Die Klägerin hat dazu Benzinrechnungen über einen Betrag von insgesamt 3.173,57 € vorgelegt und behauptet, die Kosten im Gasbetrieb wären um mindestens 50 % niedriger gewesen. Auf Grundlage dieser Berechnung hat sie einen Betrag von 1.586,79 € als Schaden geltend gemacht. Das Landgericht ist dieser Berechnung bei der Schadensbemessung (§ 287 Abs. 1 ZPO) im Ansatz gefolgt, hat allerdings anhand der durchschnittlichen Preise für Autogas und Benzin im maßgeblichen Zeitraum nur einen Schaden von 1.200 € errechnet. Es bedarf indessen keiner Entscheidung, ob der Berechnung des Landgerichts zu folgen ist. Auch muss nicht geklärt werden, welche Folgen sich hier daraus ergeben, dass die Benzinkosten nicht von der Klägerin selbst, sondern von ihrem Stiefsohn getragen wurden, der das Fahrzeug genutzt hat (die Klägerin hat dazu im Berufungsverfahren vorgetragen, sie habe wegen der höheren Benzinkosten einen Betrag von monatlich 100 € an ihren Stiefsohn gezahlt).

22Denn der Gläubiger, hier die Klägerin, kann zwar gemäß § 325 BGB Rücktritt und Schadensersatz statt der Leistung kombinieren. Er kann also die erbrachte Gegenleistung gemäß § 346 BGB herausverlangen und Schadensersatz statt der Leistung fordern. Er muss sich aber die zurückverlangte Gegenleistung auf den Schadensersatzanspruch anrechnen lassen. Der Schaden besteht also in der Differenz zwischen den Werten der gestörten Leistung, hier des Einbaus der Autogasanlage, und der rücktrittsbedingt ersparten Gegenleistung (Schadensberechnung nach der Differenzmethode - vgl. MünchKommBGB/Ernst, 5. Aufl., § 325 Rn. 6; Palandt/Grüneberg, aaO, § 281 Rn. 22; jeweils m.w.N.). Deshalb liegt im Streitfall auch nach den Berechnungen der Klägerin kein gemäß § 634 Nr. 4, § 280 Abs. 1, 3, § 281 BGB zu erstattender Schaden infolge entgangener Ersparnis von Treibstoffkosten vor. Die Klägerin hat vorgetragen, die Treibstoffkosten seien im Gasbetrieb um 1.586,79 € niedriger gewesen. Sie hat aber eine Gegenleistung von 1.899 € erbracht. Diese kann sie nun infolge des Rücktritts zurückverlangen; bei ordnungsgemäßer Erfüllung hätte die Beklagte das gezahlte Entgelt indessen behalten. Bei der von der Klägerin vorgetragenen Ersparnis hätten die Einbaukosten also die eingesparten Treibstoffkosten überstiegen - die Anlage hätte sich (noch) nicht amortisiert.
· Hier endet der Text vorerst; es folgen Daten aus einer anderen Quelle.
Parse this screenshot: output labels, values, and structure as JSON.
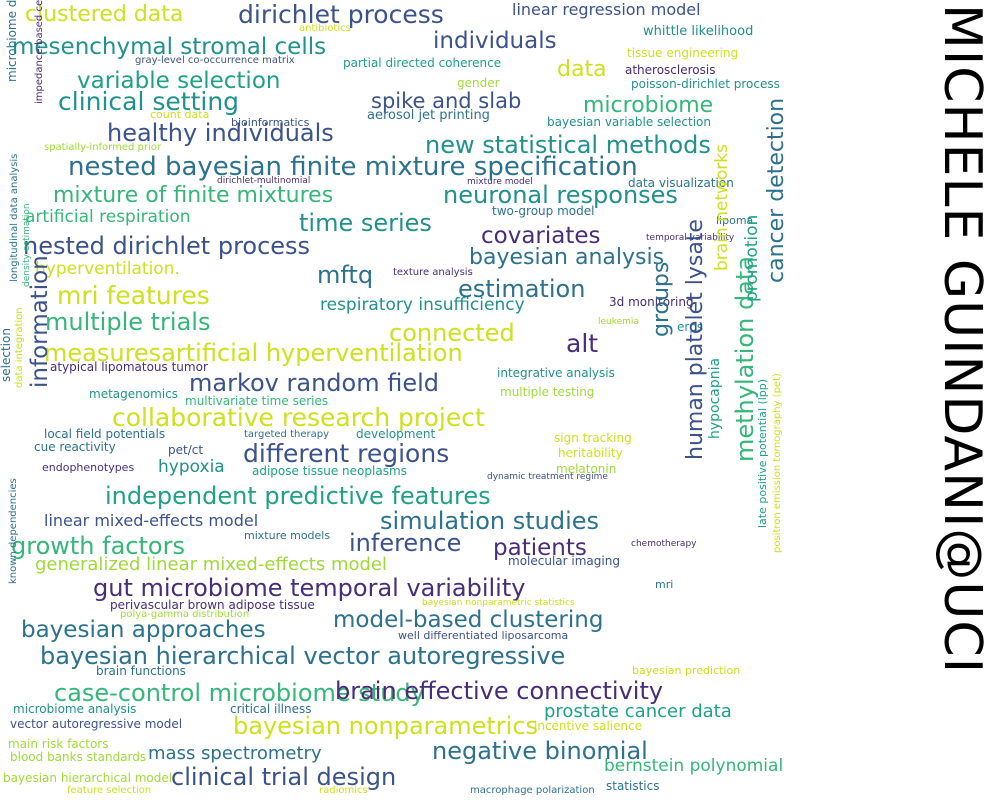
{
  "title": "MICHELE GUINDANI@UCI",
  "words": [
    "clustered data",
    "dirichlet process",
    "linear regression model",
    "antibiotics",
    "whittle likelihood",
    "mesenchymal stromal cells",
    "individuals",
    "gray-level co-occurrence matrix",
    "partial directed coherence",
    "tissue engineering",
    "data",
    "atherosclerosis",
    "variable selection",
    "gender",
    "poisson-dirichlet process",
    "clinical setting",
    "spike and slab",
    "microbiome",
    "count data",
    "aerosol jet printing",
    "bayesian variable selection",
    "healthy individuals",
    "bioinformatics",
    "new statistical methods",
    "spatially-informed prior",
    "nested bayesian finite mixture specification",
    "dirichlet-multinomial",
    "mixture model",
    "data visualization",
    "mixture of finite mixtures",
    "neuronal responses",
    "artificial respiration",
    "two-group model",
    "time series",
    "lipoma",
    "covariates",
    "temporal variability",
    "nested dirichlet process",
    "bayesian analysis",
    "hyperventilation.",
    "texture analysis",
    "mftq",
    "estimation",
    "mri features",
    "3d monitoring",
    "respiratory insufficiency",
    "multiple trials",
    "leukemia",
    "erps",
    "connected",
    "alt",
    "measuresartificial hyperventilation",
    "atypical lipomatous tumor",
    "integrative analysis",
    "markov random field",
    "metagenomics",
    "multivariate time series",
    "multiple testing",
    "collaborative research project",
    "local field potentials",
    "targeted therapy",
    "development",
    "sign tracking",
    "cue reactivity",
    "pet/ct",
    "heritability",
    "different regions",
    "hypoxia",
    "melatonin",
    "endophenotypes",
    "adipose tissue neoplasms",
    "dynamic treatment regime",
    "independent predictive features",
    "linear mixed-effects model",
    "simulation studies",
    "mixture models",
    "inference",
    "patients",
    "chemotherapy",
    "growth factors",
    "generalized linear mixed-effects model",
    "molecular imaging",
    "gut microbiome temporal variability",
    "mri",
    "perivascular brown adipose tissue",
    "bayesian nonparametric statistics",
    "polya-gamma distribution",
    "model-based clustering",
    "bayesian approaches",
    "well differentiated liposarcoma",
    "bayesian hierarchical vector autoregressive",
    "bayesian prediction",
    "brain functions",
    "case-control microbiome study",
    "brain effective connectivity",
    "microbiome analysis",
    "critical illness",
    "prostate cancer data",
    "bayesian nonparametrics",
    "vector autoregressive model",
    "incentive salience",
    "main risk factors",
    "negative binomial",
    "blood banks standards",
    "mass spectrometry",
    "bernstein polynomial",
    "bayesian hierarchical model",
    "clinical trial design",
    "feature selection",
    "radiomics",
    "macrophage polarization",
    "statistics",
    "impedance-based cell spectroscopy",
    "microbiome data",
    "longitudinal data analysis",
    "density estimation",
    "selection",
    "data integration",
    "information",
    "known dependencies",
    "groups",
    "human platelet lysate",
    "brain networks",
    "hypocapnia",
    "methylation data",
    "promotion",
    "cancer detection",
    "late positive potential (lpp)",
    "positron emission tomography (pet)"
  ],
  "colors": {
    "yellow": "#cde11d",
    "yellow_green": "#a0da39",
    "green": "#5ec962",
    "teal_green": "#35b779",
    "teal": "#1fa187",
    "blue_teal": "#21918c",
    "blue": "#2c728e",
    "slate": "#3b528b",
    "indigo": "#472d7b",
    "purple": "#440154"
  }
}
Hiernach liegt im Streitfall ein erstattungsfähiger Schaden auch nach dem Vortrag der Klägerin nicht vor. Deshalb bedarf es auch keiner Erörterung, ob und unter welchen Umständen, gegebenenfalls ab welchem Zeitpunkt, der Kunde unter Berücksichtigung der ihm obliegenden Schadensminderungspflicht (§ 254 Abs. 2 Satz 1 BGB) gehalten ist, Maßnahmen zu ergreifen, um den mit dem Einbau der Anlage erstrebten Einspareffekt doch noch zu erzielen (und welche Folgen dies für die Schadensberechnung hätte, wenn die Maßnahmen - etwa den Einbau einer anderen Autogasanlage - mit weiteren Kosten für den Kunden verbunden wären).
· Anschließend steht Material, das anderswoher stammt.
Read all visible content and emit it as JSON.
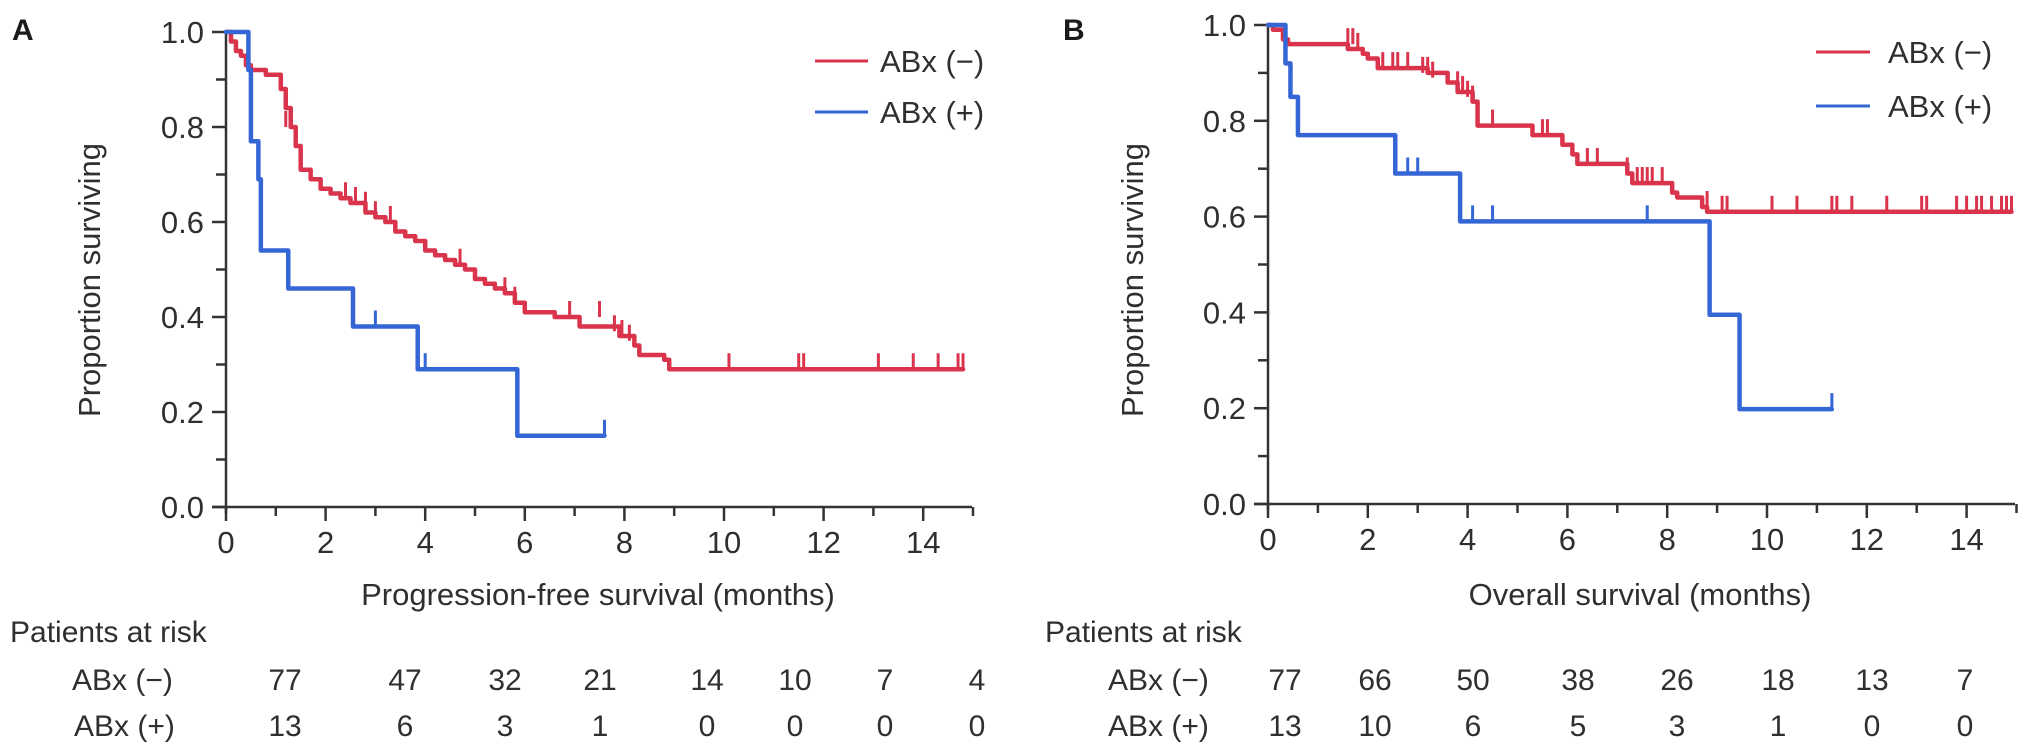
{
  "colors": {
    "abx_neg": "#d9344b",
    "abx_pos": "#3566d6",
    "axis": "#333333"
  },
  "chart_data": [
    {
      "panel": "A",
      "type": "line",
      "subtype": "kaplan-meier step",
      "title": "",
      "xlabel": "Progression-free survival (months)",
      "ylabel": "Proportion surviving",
      "xlim": [
        0,
        15
      ],
      "ylim": [
        0,
        1.0
      ],
      "xticks": [
        "0",
        "2",
        "4",
        "6",
        "8",
        "10",
        "12",
        "14"
      ],
      "xtick_values": [
        0,
        2,
        4,
        6,
        8,
        10,
        12,
        14
      ],
      "yticks": [
        "0.0",
        "0.2",
        "0.4",
        "0.6",
        "0.8",
        "1.0"
      ],
      "ytick_values": [
        0,
        0.2,
        0.4,
        0.6,
        0.8,
        1.0
      ],
      "grid": false,
      "legend_position": "top-right",
      "series": [
        {
          "name": "ABx (−)",
          "color_key": "abx_neg",
          "steps": [
            [
              0,
              1.0
            ],
            [
              0.1,
              0.98
            ],
            [
              0.2,
              0.96
            ],
            [
              0.3,
              0.95
            ],
            [
              0.4,
              0.93
            ],
            [
              0.5,
              0.92
            ],
            [
              0.7,
              0.92
            ],
            [
              0.8,
              0.91
            ],
            [
              1.0,
              0.91
            ],
            [
              1.1,
              0.88
            ],
            [
              1.2,
              0.84
            ],
            [
              1.3,
              0.8
            ],
            [
              1.4,
              0.76
            ],
            [
              1.5,
              0.71
            ],
            [
              1.7,
              0.69
            ],
            [
              1.9,
              0.67
            ],
            [
              2.1,
              0.66
            ],
            [
              2.3,
              0.65
            ],
            [
              2.5,
              0.64
            ],
            [
              2.8,
              0.62
            ],
            [
              3.0,
              0.61
            ],
            [
              3.2,
              0.6
            ],
            [
              3.4,
              0.58
            ],
            [
              3.6,
              0.57
            ],
            [
              3.8,
              0.56
            ],
            [
              4.0,
              0.54
            ],
            [
              4.2,
              0.53
            ],
            [
              4.4,
              0.52
            ],
            [
              4.6,
              0.51
            ],
            [
              4.8,
              0.5
            ],
            [
              5.0,
              0.48
            ],
            [
              5.2,
              0.47
            ],
            [
              5.4,
              0.46
            ],
            [
              5.6,
              0.45
            ],
            [
              5.8,
              0.43
            ],
            [
              6.0,
              0.41
            ],
            [
              6.4,
              0.41
            ],
            [
              6.6,
              0.4
            ],
            [
              7.0,
              0.4
            ],
            [
              7.1,
              0.38
            ],
            [
              7.8,
              0.38
            ],
            [
              7.9,
              0.36
            ],
            [
              8.0,
              0.36
            ],
            [
              8.2,
              0.34
            ],
            [
              8.3,
              0.32
            ],
            [
              8.8,
              0.31
            ],
            [
              8.9,
              0.29
            ],
            [
              14.8,
              0.29
            ]
          ],
          "censored": [
            [
              1.2,
              0.8
            ],
            [
              2.4,
              0.65
            ],
            [
              2.6,
              0.64
            ],
            [
              2.8,
              0.63
            ],
            [
              3.0,
              0.61
            ],
            [
              3.3,
              0.6
            ],
            [
              4.7,
              0.51
            ],
            [
              5.6,
              0.45
            ],
            [
              5.8,
              0.43
            ],
            [
              6.9,
              0.4
            ],
            [
              7.5,
              0.4
            ],
            [
              7.8,
              0.37
            ],
            [
              7.95,
              0.36
            ],
            [
              8.1,
              0.35
            ],
            [
              10.1,
              0.29
            ],
            [
              11.5,
              0.29
            ],
            [
              11.6,
              0.29
            ],
            [
              13.1,
              0.29
            ],
            [
              13.8,
              0.29
            ],
            [
              14.3,
              0.29
            ],
            [
              14.7,
              0.29
            ],
            [
              14.8,
              0.29
            ]
          ]
        },
        {
          "name": "ABx (+)",
          "color_key": "abx_pos",
          "steps": [
            [
              0,
              1.0
            ],
            [
              0.4,
              1.0
            ],
            [
              0.45,
              0.92
            ],
            [
              0.5,
              0.77
            ],
            [
              0.65,
              0.69
            ],
            [
              0.7,
              0.54
            ],
            [
              1.2,
              0.54
            ],
            [
              1.25,
              0.46
            ],
            [
              2.5,
              0.46
            ],
            [
              2.55,
              0.38
            ],
            [
              3.8,
              0.38
            ],
            [
              3.85,
              0.29
            ],
            [
              5.8,
              0.29
            ],
            [
              5.85,
              0.15
            ],
            [
              7.6,
              0.15
            ]
          ],
          "censored": [
            [
              3.0,
              0.38
            ],
            [
              4.0,
              0.29
            ],
            [
              7.6,
              0.15
            ]
          ]
        }
      ],
      "risk_table": {
        "title": "Patients at risk",
        "times": [
          0,
          2,
          4,
          6,
          8,
          10,
          12,
          14
        ],
        "rows": [
          {
            "label": "ABx (−)",
            "values": [
              "77",
              "47",
              "32",
              "21",
              "14",
              "10",
              "7",
              "4"
            ]
          },
          {
            "label": "ABx (+)",
            "values": [
              "13",
              "6",
              "3",
              "1",
              "0",
              "0",
              "0",
              "0"
            ]
          }
        ]
      }
    },
    {
      "panel": "B",
      "type": "line",
      "subtype": "kaplan-meier step",
      "title": "",
      "xlabel": "Overall survival (months)",
      "ylabel": "Proportion surviving",
      "xlim": [
        0,
        15
      ],
      "ylim": [
        0,
        1.0
      ],
      "xticks": [
        "0",
        "2",
        "4",
        "6",
        "8",
        "10",
        "12",
        "14"
      ],
      "xtick_values": [
        0,
        2,
        4,
        6,
        8,
        10,
        12,
        14
      ],
      "yticks": [
        "0.0",
        "0.2",
        "0.4",
        "0.6",
        "0.8",
        "1.0"
      ],
      "ytick_values": [
        0,
        0.2,
        0.4,
        0.6,
        0.8,
        1.0
      ],
      "grid": false,
      "legend_position": "top-right",
      "series": [
        {
          "name": "ABx (−)",
          "color_key": "abx_neg",
          "steps": [
            [
              0,
              1.0
            ],
            [
              0.1,
              0.99
            ],
            [
              0.3,
              0.97
            ],
            [
              0.4,
              0.96
            ],
            [
              1.5,
              0.96
            ],
            [
              1.6,
              0.95
            ],
            [
              1.9,
              0.94
            ],
            [
              2.0,
              0.93
            ],
            [
              2.2,
              0.91
            ],
            [
              3.0,
              0.91
            ],
            [
              3.2,
              0.9
            ],
            [
              3.6,
              0.88
            ],
            [
              3.8,
              0.86
            ],
            [
              4.1,
              0.84
            ],
            [
              4.2,
              0.79
            ],
            [
              5.2,
              0.79
            ],
            [
              5.3,
              0.77
            ],
            [
              5.8,
              0.77
            ],
            [
              5.9,
              0.75
            ],
            [
              6.1,
              0.73
            ],
            [
              6.2,
              0.71
            ],
            [
              7.0,
              0.71
            ],
            [
              7.2,
              0.69
            ],
            [
              7.3,
              0.67
            ],
            [
              8.0,
              0.67
            ],
            [
              8.1,
              0.65
            ],
            [
              8.2,
              0.64
            ],
            [
              8.7,
              0.62
            ],
            [
              8.8,
              0.61
            ],
            [
              14.9,
              0.61
            ]
          ],
          "censored": [
            [
              1.6,
              0.96
            ],
            [
              1.7,
              0.96
            ],
            [
              1.8,
              0.95
            ],
            [
              2.3,
              0.91
            ],
            [
              2.5,
              0.91
            ],
            [
              2.6,
              0.91
            ],
            [
              2.8,
              0.91
            ],
            [
              3.1,
              0.9
            ],
            [
              3.2,
              0.9
            ],
            [
              3.3,
              0.89
            ],
            [
              3.8,
              0.87
            ],
            [
              3.9,
              0.86
            ],
            [
              4.0,
              0.85
            ],
            [
              4.1,
              0.84
            ],
            [
              4.5,
              0.79
            ],
            [
              5.5,
              0.77
            ],
            [
              5.6,
              0.77
            ],
            [
              6.4,
              0.71
            ],
            [
              6.6,
              0.71
            ],
            [
              7.2,
              0.69
            ],
            [
              7.4,
              0.67
            ],
            [
              7.5,
              0.67
            ],
            [
              7.6,
              0.67
            ],
            [
              7.7,
              0.67
            ],
            [
              7.9,
              0.67
            ],
            [
              8.8,
              0.62
            ],
            [
              9.1,
              0.61
            ],
            [
              9.2,
              0.61
            ],
            [
              10.1,
              0.61
            ],
            [
              10.6,
              0.61
            ],
            [
              11.3,
              0.61
            ],
            [
              11.4,
              0.61
            ],
            [
              11.7,
              0.61
            ],
            [
              12.4,
              0.61
            ],
            [
              13.1,
              0.61
            ],
            [
              13.2,
              0.61
            ],
            [
              13.8,
              0.61
            ],
            [
              14.0,
              0.61
            ],
            [
              14.2,
              0.61
            ],
            [
              14.3,
              0.61
            ],
            [
              14.5,
              0.61
            ],
            [
              14.7,
              0.61
            ],
            [
              14.8,
              0.61
            ],
            [
              14.9,
              0.61
            ]
          ]
        },
        {
          "name": "ABx (+)",
          "color_key": "abx_pos",
          "steps": [
            [
              0,
              1.0
            ],
            [
              0.3,
              1.0
            ],
            [
              0.35,
              0.92
            ],
            [
              0.45,
              0.85
            ],
            [
              0.6,
              0.77
            ],
            [
              2.5,
              0.77
            ],
            [
              2.55,
              0.69
            ],
            [
              3.8,
              0.69
            ],
            [
              3.85,
              0.59
            ],
            [
              8.8,
              0.59
            ],
            [
              8.85,
              0.395
            ],
            [
              9.4,
              0.395
            ],
            [
              9.45,
              0.198
            ],
            [
              11.3,
              0.198
            ]
          ],
          "censored": [
            [
              2.8,
              0.69
            ],
            [
              3.0,
              0.69
            ],
            [
              4.1,
              0.59
            ],
            [
              4.5,
              0.59
            ],
            [
              7.6,
              0.59
            ],
            [
              11.3,
              0.198
            ]
          ]
        }
      ],
      "risk_table": {
        "title": "Patients at risk",
        "times": [
          0,
          2,
          4,
          6,
          8,
          10,
          12,
          14
        ],
        "rows": [
          {
            "label": "ABx (−)",
            "values": [
              "77",
              "66",
              "50",
              "38",
              "26",
              "18",
              "13",
              "7"
            ]
          },
          {
            "label": "ABx (+)",
            "values": [
              "13",
              "10",
              "6",
              "5",
              "3",
              "1",
              "0",
              "0"
            ]
          }
        ]
      }
    }
  ]
}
9. Die vorgerichtlichen Anwaltskosten können - allerdings nur aus einem geringeren Gegenstandswert (Gebührenstufe bis 4.500 €), also in Höhe von 446,13 € - als Rechtsverfolgungskosten gemäß § 280 Abs. 1 BGB geltend gemacht werden. Die Zinsforderung ergibt sich aus dem Gesichtspunkt des Verzuges.

10. Die Nebenentscheidungen beruhen hinsichtlich der Kosten auf § 92 Abs. 1, § 97 Abs. 1 ZPO und hinsichtlich der vorläufigen Vollstreckbarkeit auf den §§ 708 Nr. 10, 711, 713 ZPO. Die Voraussetzungen für die Zulassung der Revision (§ 543 Abs. 2 ZPO) liegen nicht vor.